Bauman was awarded the European Amalfi Prize for Sociology and Social Sciences in 1992 and the Theodor W. Adorno Award of the city of Frankfurt in 1998. He was awarded in 2010, jointly with Alain Touraine, the Princess of Asturias Award for Communication and the Humanities.

The University of Leeds established 'The Bauman Institute' within its School of Sociology and Social Policy in his honour in September 2010. The University of Lower Silesia, a small private higher education institution in Lower Silesia, Poland, planned to award Bauman an honorary doctorate in October 2013. However, as a reaction to a major anti-communist and what Bauman supporters allege "anti-semitic" uproar against him, he eventually rejected the award.

In 2015 the University of Salento awarded Bauman an honorary degree in Modern Languages, Literature and Literary Translation.

Plagiarism allegations

In 2014, Peter Walsh, a PhD candidate at the University of Cambridge, accused Bauman of plagiarism from several websites, including Wikipedia, in his book Does the Richness of the Few Benefit Us All? (2013). In this book Bauman is said to have copied verbatim paragraphs from Wikipedia articles on Slow Food and steady-state economy, along with their bibliography, without attributing sources, authors or the fact that they were copied from Wikipedia. He did use a paragraph from the article on the golden handshake, but this citation was properly attributed to Wikipedia.

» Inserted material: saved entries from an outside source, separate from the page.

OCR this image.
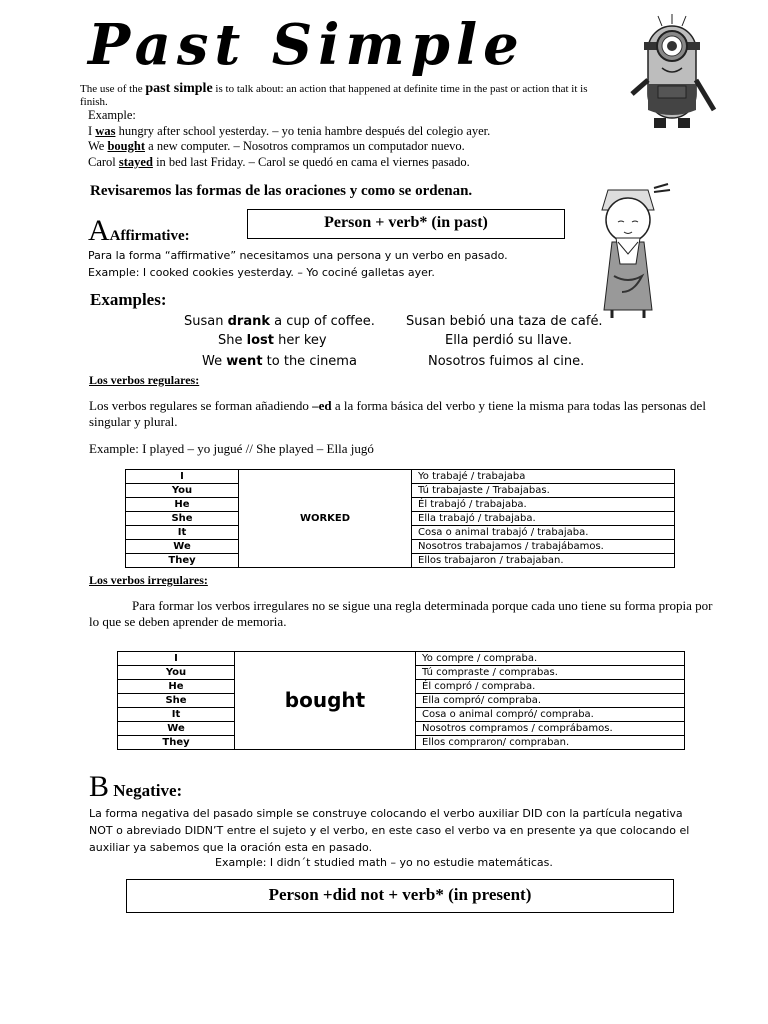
Past Simple
The use of the past simple is to talk about: an action that happened at definite time in the past or action that it is finish.
Example:
I was hungry after school yesterday. – yo tenia hambre después del colegio ayer.
We bought a new computer. – Nosotros compramos un computador nuevo.
Carol stayed in bed last Friday. – Carol se quedó en cama el viernes pasado.
Revisaremos las formas de las oraciones y como se ordenan.
AAffirmative:
Person + verb* (in past)
Para la forma “affirmative” necesitamos una persona y un verbo en pasado.
Example: I cooked cookies yesterday. – Yo cociné galletas ayer.
Examples:
Susan drank a cup of coffee. Susan bebió una taza de café.
She lost her key	Ella perdió su llave.
We went to the cinema	Nosotros fuimos al cine.
Los verbos regulares:
Los verbos regulares se forman añadiendo –ed a la forma básica del verbo y tiene la misma para todas las personas del singular y plural.
Example: I played – yo jugué // She played – Ella jugó
I	WORKED	Yo trabajé / trabajaba
You		Tú trabajaste / Trabajabas.
He		Él trabajó / trabajaba.
She		Ella trabajó / trabajaba.
It		Cosa o animal trabajó / trabajaba.
We		Nosotros trabajamos / trabajábamos.
They		Ellos trabajaron / trabajaban.
Los verbos irregulares:
Para formar los verbos irregulares no se sigue una regla determinada porque cada uno tiene su forma propia por lo que se deben aprender de memoria.
I	bought	Yo compre / compraba.
You		Tú compraste / comprabas.
He		Él compró / compraba.
She		Ella compró/ compraba.
It		Cosa o animal compró/ compraba.
We		Nosotros compramos / comprábamos.
They		Ellos compraron/ compraban.
B Negative:
La forma negativa del pasado simple se construye colocando el verbo auxiliar DID con la partícula negativa NOT o abreviado DIDN’T entre el sujeto y el verbo, en este caso el verbo va en presente ya que colocando el auxiliar ya sabemos que la oración esta en pasado.
Example: I didn´t studied math – yo no estudie matemáticas.
Person +did not + verb* (in present)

In a response, Bauman suggested that "obedience" to "technical" rules was unnecessary, and that he "never once failed to acknowledge the authorship of the ideas or concepts that I deployed, or that inspired the ones I coined". In a detailed critique of Walsh and co-author David Lehmann, cultural critics Brad Evans and Henry A. Giroux concluded: "This charge against Bauman is truly despicable. It's a reactionary ideological critique dressed up as the celebration of method and a back-door defence of sterile empiricism and culture of positivism. This is a discourse that enshrines data, correlations, and performance, while eschewing matters of substance, social problems, and power."